At the heart of the suit is a basic question about XRP: is it a security or a currency? According to the SEC’s suit, it’s a security, and so Ripple didn’t provide its investors with the proper information they needed to assess any potential risk. According to Garlinghouse, it’s a virtual currency, which means the SEC has nothing to do with it. The SEC has previously ruled that bitcoin and Ethereum are currencies. Also, the Justice Department treated XRP as a currency in 2015, when Ripple settled a suit over its business.

But XRP differs from bitcoin and Ethereum in an important way. For those two cryptocurrencies, new coins are created through a “mining” process, which is ongoing. Ripple started XRP by creating 100 billion units all at once. Ripple owns about 6.4 billion XRP, and Garlinghouse and Larsen also own a good chunk of it. Another 48 billion XRP are held in reserve, for periodic sales. This difference may be why the SEC is claiming XRP is a security, not a currency.
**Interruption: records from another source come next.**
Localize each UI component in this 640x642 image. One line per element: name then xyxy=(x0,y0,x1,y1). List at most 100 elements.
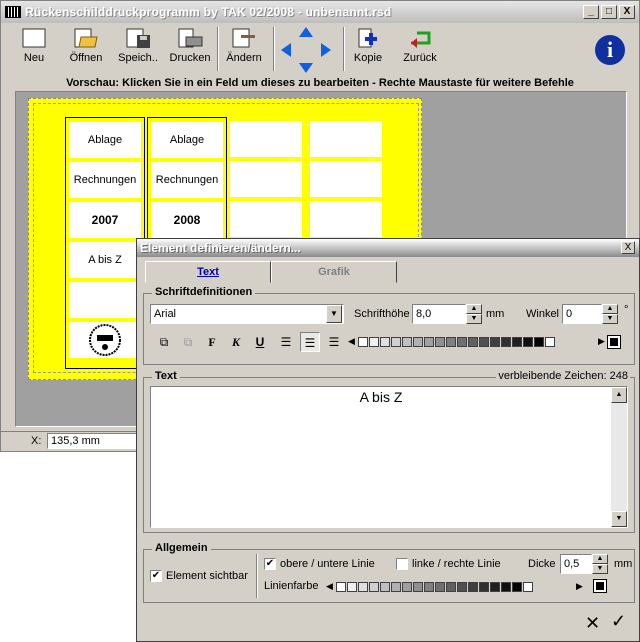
angle-stepper[interactable]: ▲ ▼ xyxy=(602,304,618,324)
current-line-color[interactable] xyxy=(593,579,607,593)
color-swatch[interactable] xyxy=(457,582,467,592)
label-cell[interactable] xyxy=(230,201,302,237)
thickness-stepper[interactable]: ▲ ▼ xyxy=(592,554,608,574)
bold-button[interactable]: F xyxy=(202,332,222,352)
color-swatch[interactable] xyxy=(347,582,357,592)
color-swatch[interactable] xyxy=(391,337,401,347)
color-swatch[interactable] xyxy=(490,337,500,347)
color-swatch[interactable] xyxy=(501,337,511,347)
visible-checkbox[interactable]: ✔ xyxy=(150,570,162,582)
minimize-button[interactable]: _ xyxy=(583,5,599,19)
back-button[interactable]: Zurück xyxy=(397,27,443,64)
copy-format-icon[interactable]: ⧉ xyxy=(154,332,174,352)
label-cell[interactable]: 2008 xyxy=(151,202,223,238)
close-button[interactable]: X xyxy=(619,5,635,19)
color-swatch[interactable] xyxy=(490,582,500,592)
label-cell[interactable]: Rechnungen xyxy=(151,162,223,198)
color-right-arrow-icon[interactable]: ▶ xyxy=(598,336,605,347)
color-swatch[interactable] xyxy=(468,582,478,592)
current-font-color[interactable] xyxy=(607,335,621,349)
color-swatch[interactable] xyxy=(424,582,434,592)
line-color-palette[interactable] xyxy=(336,582,533,592)
color-swatch[interactable] xyxy=(358,337,368,347)
scroll-up-icon[interactable]: ▲ xyxy=(611,387,627,403)
color-swatch[interactable] xyxy=(512,337,522,347)
thickness-input[interactable]: 0,5 xyxy=(560,554,592,574)
label-cell[interactable]: Rechnungen xyxy=(69,162,141,198)
print-button[interactable]: Drucken xyxy=(167,27,213,64)
scroll-down-icon[interactable]: ▼ xyxy=(611,511,627,527)
color-swatch[interactable] xyxy=(479,337,489,347)
color-swatch[interactable] xyxy=(369,582,379,592)
label-cell[interactable]: A bis Z xyxy=(69,242,141,278)
maximize-button[interactable]: □ xyxy=(601,5,617,19)
font-height-stepper[interactable]: ▲ ▼ xyxy=(466,304,482,324)
color-swatch[interactable] xyxy=(435,582,445,592)
tab-text[interactable]: Text xyxy=(145,261,271,283)
text-scrollbar[interactable]: ▲ ▼ xyxy=(611,387,627,527)
tab-graphic[interactable]: Grafik xyxy=(271,261,397,283)
color-swatch[interactable] xyxy=(336,582,346,592)
underline-button[interactable]: U xyxy=(250,332,270,352)
color-swatch[interactable] xyxy=(468,337,478,347)
color-swatch[interactable] xyxy=(523,582,533,592)
new-button[interactable]: Neu xyxy=(11,27,57,64)
paste-format-icon[interactable]: ⧉ xyxy=(178,332,198,352)
align-left-icon[interactable]: ☰ xyxy=(276,332,296,352)
color-swatch[interactable] xyxy=(380,582,390,592)
ok-button[interactable]: ✓ xyxy=(611,611,626,632)
save-button[interactable]: Speich.. xyxy=(115,27,161,64)
move-arrows-icon[interactable] xyxy=(281,27,331,73)
color-left-arrow-icon[interactable]: ◀ xyxy=(348,336,355,347)
top-bottom-line-checkbox[interactable]: ✔ xyxy=(264,558,276,570)
open-button[interactable]: Öffnen xyxy=(63,27,109,64)
line-color-right-arrow-icon[interactable]: ▶ xyxy=(576,581,583,592)
color-swatch[interactable] xyxy=(457,337,467,347)
color-swatch[interactable] xyxy=(402,582,412,592)
label-cell[interactable] xyxy=(310,161,382,197)
label-cell[interactable] xyxy=(310,121,382,157)
color-swatch[interactable] xyxy=(501,582,511,592)
color-swatch[interactable] xyxy=(435,337,445,347)
label-cell[interactable]: 2007 xyxy=(69,202,141,238)
dialog-close-button[interactable]: X xyxy=(621,241,635,254)
font-select[interactable]: Arial xyxy=(150,304,344,324)
font-color-palette[interactable] xyxy=(358,337,555,347)
copy-button[interactable]: Kopie xyxy=(345,27,391,64)
font-height-input[interactable]: 8,0 xyxy=(412,304,466,324)
color-swatch[interactable] xyxy=(446,337,456,347)
label-cell[interactable] xyxy=(230,161,302,197)
color-swatch[interactable] xyxy=(523,337,533,347)
line-color-left-arrow-icon[interactable]: ◀ xyxy=(326,581,333,592)
align-right-icon[interactable]: ☰ xyxy=(324,332,344,352)
color-swatch[interactable] xyxy=(545,337,555,347)
chevron-down-icon[interactable]: ▼ xyxy=(326,305,342,323)
text-input[interactable]: A bis Z ▲ ▼ xyxy=(150,386,628,528)
label-cell[interactable] xyxy=(69,322,141,358)
italic-button[interactable]: K xyxy=(226,332,246,352)
angle-input[interactable]: 0 xyxy=(562,304,602,324)
label-cell[interactable]: Ablage xyxy=(151,122,223,158)
color-swatch[interactable] xyxy=(391,582,401,592)
color-swatch[interactable] xyxy=(512,582,522,592)
label-cell[interactable] xyxy=(230,121,302,157)
label-cell[interactable] xyxy=(69,282,141,318)
color-swatch[interactable] xyxy=(380,337,390,347)
color-swatch[interactable] xyxy=(402,337,412,347)
color-swatch[interactable] xyxy=(534,337,544,347)
info-icon[interactable]: i xyxy=(595,35,625,65)
color-swatch[interactable] xyxy=(446,582,456,592)
color-swatch[interactable] xyxy=(413,582,423,592)
color-swatch[interactable] xyxy=(424,337,434,347)
label-column-1[interactable]: Ablage Rechnungen 2007 A bis Z xyxy=(65,117,145,369)
color-swatch[interactable] xyxy=(413,337,423,347)
label-cell[interactable]: Ablage xyxy=(69,122,141,158)
edit-button[interactable]: Ändern xyxy=(221,27,267,64)
align-center-icon[interactable]: ☰ xyxy=(300,332,320,352)
cancel-button[interactable]: ✕ xyxy=(585,613,600,634)
color-swatch[interactable] xyxy=(369,337,379,347)
color-swatch[interactable] xyxy=(479,582,489,592)
label-cell[interactable] xyxy=(310,201,382,237)
color-swatch[interactable] xyxy=(358,582,368,592)
left-right-line-checkbox[interactable] xyxy=(396,558,408,570)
The SEC has won similar suits against Block.one and Kik in the past, saying that the initial coin offerings these startups offered were actually securities. But those cases were different; Kik and Block.one did their ICOs after an SEC directive in 2017. XRP came into existence years before that directive.

The lawsuit didn’t come as a surprise; Garlinghouse announced yesterday that the company expected the suit, and Ripple has already published its Wells response, a document that explains to the SEC that its actions were legal.

An important part of settling whether XRP is a currency or a security may involve something called the Howey test, which was created by a 1946 Supreme Court case. That ruling defined a security as an investment of money in a shared enterprise with an expectation of profits from others’ work. According to Ripple, XRP doesn’t satisfy the Howey test for a variety of reasons, but especially because no one bought XRP with the expectation of getting Ripple’s profits.

The SEC’s complaint challenges that. In 2016, Ripple admitted to the New York State Department of Financial Services that buyers were “purchasing XRP for speculative purposes.” It also cites a hedge fund investor who owned XRP saying in 2015 that “the increase in XRP value is heavily dependent on the success of Ripple.”